Regarding his use of anonymous sources, he wrote that he was “forced to rely on anonymous sources for certain information” because Palin “and her staff made themselves virtually inaccessible to reporters.”  Further, it’s hard to find sources on the record speaking contrary of the Palin message because “to speak out against such a person in a small community is risky.” He said, in order to learn anything outside of the official Palin statements, which is often delivered via Palin’s Twitter and Facebook accounts, one has to lean on anonymous sources.

Gross defended his particular use of anonymous sources saying he “made an effort to get to know those sources well, talking with them over periods of weeks or months. If I sensed that sources were motivated by the desire to attack Sarah Palin, I did not use the information they gave me. Those who told the most startling stories about Palin spoke not with glee or satisfaction but with trepidation and sadness.”

Does that make the use of anonymous sources OK though? See Gross’ full blog post here.

Palin’s Response

The New York Daily News reported that Palin “slammed” the profile both online and in interviews.

Palin tweeted Sept 1, “When yellow journalism gets ratcheted up for a period of time over an individual or an issue it makes u wonder what’s up? What’s the threat?”

And while she didn’t specifically criticize Gross’s article, she said “Gutless reporters take anonymous sources and cite them as being factual references,”  on Sean Hannity’s radio show.  Gross’s article also featured many anonymous or vague sources.

For example, early on in Gross’s profile, he admits: “Virtually no one who knows Palin well is willing to talk about her on the record, whether because they are loyal and want to protect her (a small and shrinking number), or because they expect her prominence to grow and intend to keep their options open, or because they fear she will exact revenge, as she has been known to do. It is an astonishing phenomenon.”

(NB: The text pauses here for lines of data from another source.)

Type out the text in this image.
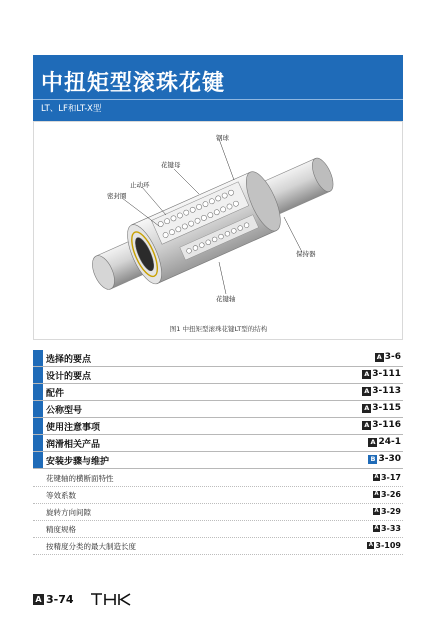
中扭矩型滚珠花键
LT、LF和LT-X型
钢球
花键母
止动环
密封圈
保持器
花键轴
图1 中扭矩型滚珠花键LT型的结构
选择的要点	A 3-6
设计的要点	A 3-111
配件	A 3-113
公称型号	A 3-115
使用注意事项	A 3-116
润滑相关产品	A 24-1
安装步骤与维护	B 3-30
花键轴的横断面特性	A 3-17
等效系数	A 3-26
旋转方向间隙	A 3-29
精度规格	A 3-33
按精度分类的最大制造长度	A 3-109
A 3-74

That sentiment is upheld throughout the article as his sources for dirt are bellhops, maids, aides, a friend of the Palins, a local reporter, and so on.  All are unnamed.

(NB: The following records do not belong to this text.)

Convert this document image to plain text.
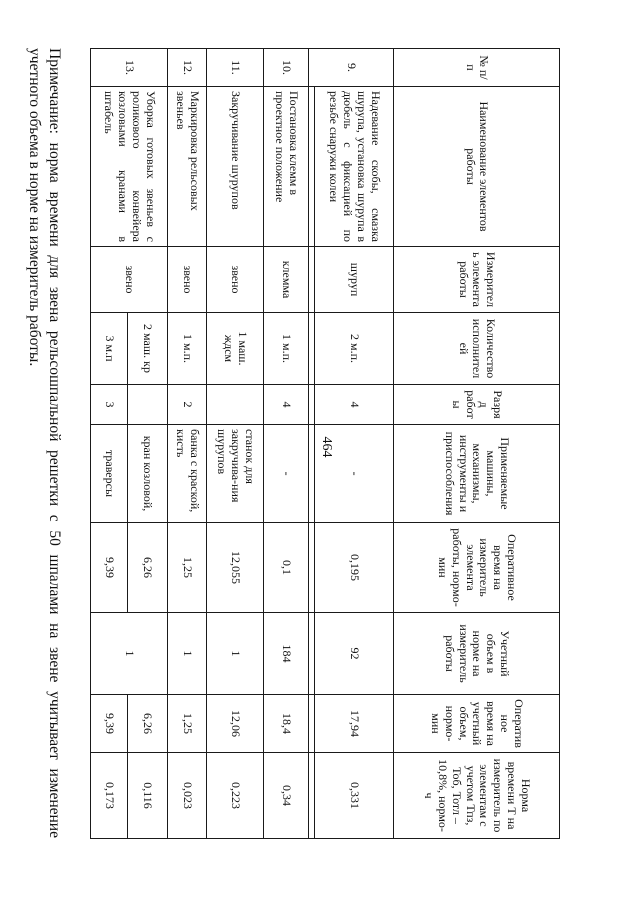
464
№ п/п	Наименование элементов работы	Измеритель элемента работы	Количество исполнителей	Разряд работы	Применяемые машины, механизмы, инструменты и приспособления	Оперативное время на измеритель элемента работы, нормо-мин	Учетный объем в норме на измеритель работы	Оперативное время на учетный объем, нормо-мин	Норма времени Т на измеритель по элементам с учетом Тпз, Тоб, Тотл – 10,8%, нормо-ч
9.	Надевание скобы, смазка шурупа, установка шурупа в дюбель с фиксацией по резьбе снаружи колеи	шуруп	2 м.п.	4	-	0,195	92	17,94	0,331

10.	Постановка клемм в проектное положение	клемма	1 м.п.	4	-	0,1	184	18,4	0,34
11.	Закручивание шурупов	звено	1 маш. ждсм		станок для закручива-ния шурупов	12,055	1	12,06	0,223
12.	Маркировка рельсовых звеньев	звено	1 м.п.	2	банка с краской, кисть	1,25	1	1,25	0,023
13.	Уборка готовых звеньев с роликового конвейера козловыми кранами в штабель	звено	2 маш. кр		кран козловой,	6,26	1	6,26	0,116
			3 м.п	3	траверсы	9,39		9,39	0,173

Примечание: норма времени для звена рельсошпальной решетки с 50 шпалами на звене учитывает изменение учетного объема в норме на измеритель работы.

The Associated Press reported that Doug McMarlin, a spokesman for Palin’s political action committee, called the article “a collection of lies” in a written statement.

“As the message continues to succeed, the messenger will continue to be attacked by yellow journalists seeking to increase sales,” McMarlin said.

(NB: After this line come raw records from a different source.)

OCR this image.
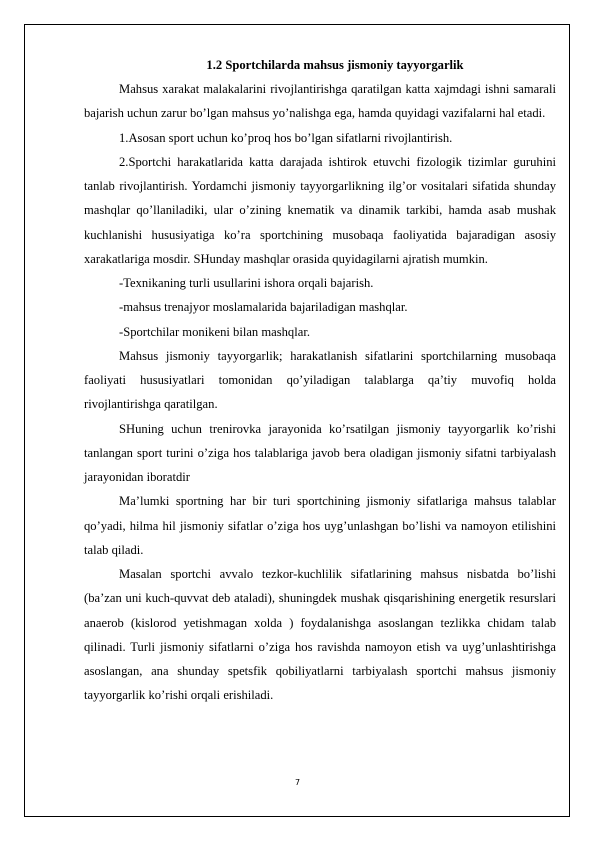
1.2 Sportchilarda mahsus jismoniy tayyorgarlik

Mahsus xarakat malakalarini rivojlantirishga qaratilgan katta xajmdagi ishni samarali bajarish uchun zarur bo’lgan mahsus yo’nalishga ega, hamda quyidagi vazifalarni hal etadi.

1.Asosan sport uchun ko’proq hos bo’lgan sifatlarni rivojlantirish.

2.Sportchi harakatlarida katta darajada ishtirok etuvchi fizologik tizimlar guruhini tanlab rivojlantirish. Yordamchi jismoniy tayyorgarlikning ilg’or vositalari sifatida shunday mashqlar qo’llaniladiki, ular o’zining knematik va dinamik tarkibi, hamda asab mushak kuchlanishi hususiyatiga ko’ra sportchining musobaqa faoliyatida bajaradigan asosiy xarakatlariga mosdir. SHunday mashqlar orasida quyidagilarni ajratish mumkin.

-Texnikaning turli usullarini ishora orqali bajarish.

-mahsus trenajyor moslamalarida bajariladigan mashqlar.

-Sportchilar monikeni bilan mashqlar.

Mahsus jismoniy tayyorgarlik; harakatlanish sifatlarini sportchilarning musobaqa faoliyati hususiyatlari tomonidan qo’yiladigan talablarga qa’tiy muvofiq holda rivojlantirishga qaratilgan.

SHuning uchun trenirovka jarayonida ko’rsatilgan jismoniy tayyorgarlik ko’rishi tanlangan sport turini o’ziga hos talablariga javob bera oladigan jismoniy sifatni tarbiyalash jarayonidan iboratdir

Ma’lumki sportning har bir turi sportchining jismoniy sifatlariga mahsus talablar qo’yadi, hilma hil jismoniy sifatlar o’ziga hos uyg’unlashgan bo’lishi va namoyon etilishini talab qiladi.

Masalan sportchi avvalo tezkor-kuchlilik sifatlarining mahsus nisbatda bo’lishi (ba’zan uni kuch-quvvat deb ataladi), shuningdek mushak qisqarishining energetik resurslari anaerob (kislorod yetishmagan xolda ) foydalanishga asoslangan tezlikka chidam talab qilinadi. Turli jismoniy sifatlarni o’ziga hos ravishda namoyon etish va uyg’unlashtirishga asoslangan, ana shunday spetsfik qobiliyatlarni tarbiyalash sportchi mahsus jismoniy tayyorgarlik ko’rishi orqali erishiladi.

7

Politico’s Ben Smith, who first exposed the misreporting Sept. 2, called Gross’s article “so emblematic of much that’s wrong about the way she’s covered.”

Noting that Palin rarely “talks to neutral media outlets,” he wrote some media outlets make up for the lack of interviews “by printing such thinly sourced, badly reported nonsense about her.”

Karladine Graves organized the Missouri event, according to Smith.  Graves is “a 61-year-old Kansas City physician, who, in 2009, founded one of the wave of new local conservative groups, this one called Preserving American Liberty” and identified the boy’s mother as Loudon.

Besides the factual Palin errors, Politico reported that Graves was “disappointed” by the article and that neither Gross nor a Vanity Fair fact checker ever contacted her to confirm that the boy was Trig.  But, Graves is quoted as saying ““I’m—we’re just a tiny little group, and we’re not really anything, I just, oh, no, I can’t talk about this,” when asked by phone by Gross about Preserving American Liberty.

Politico noted “She also said she largely declined to cooperate with the story in the first place, which, as with the general Palin coverage, is an explanation for inaccuracy without being an excuse for it.”

Some media outlets, including Newsbusters (which critiques“liberal media bias“) and the Daily Caller (which gained notoriety earlier this year by publishing the JournoList e-mails which led to criticism of liberal media) have called the profile a hit piece.

StinkyJournalism has contacted Vanity Fair asking if they will run a correction and about the numerous anonymous sources used in Gross’s article. StinkyJournalism has also e-mailed Sarah Palin’s PAC, “SarahPAC.”  We will update with any responses.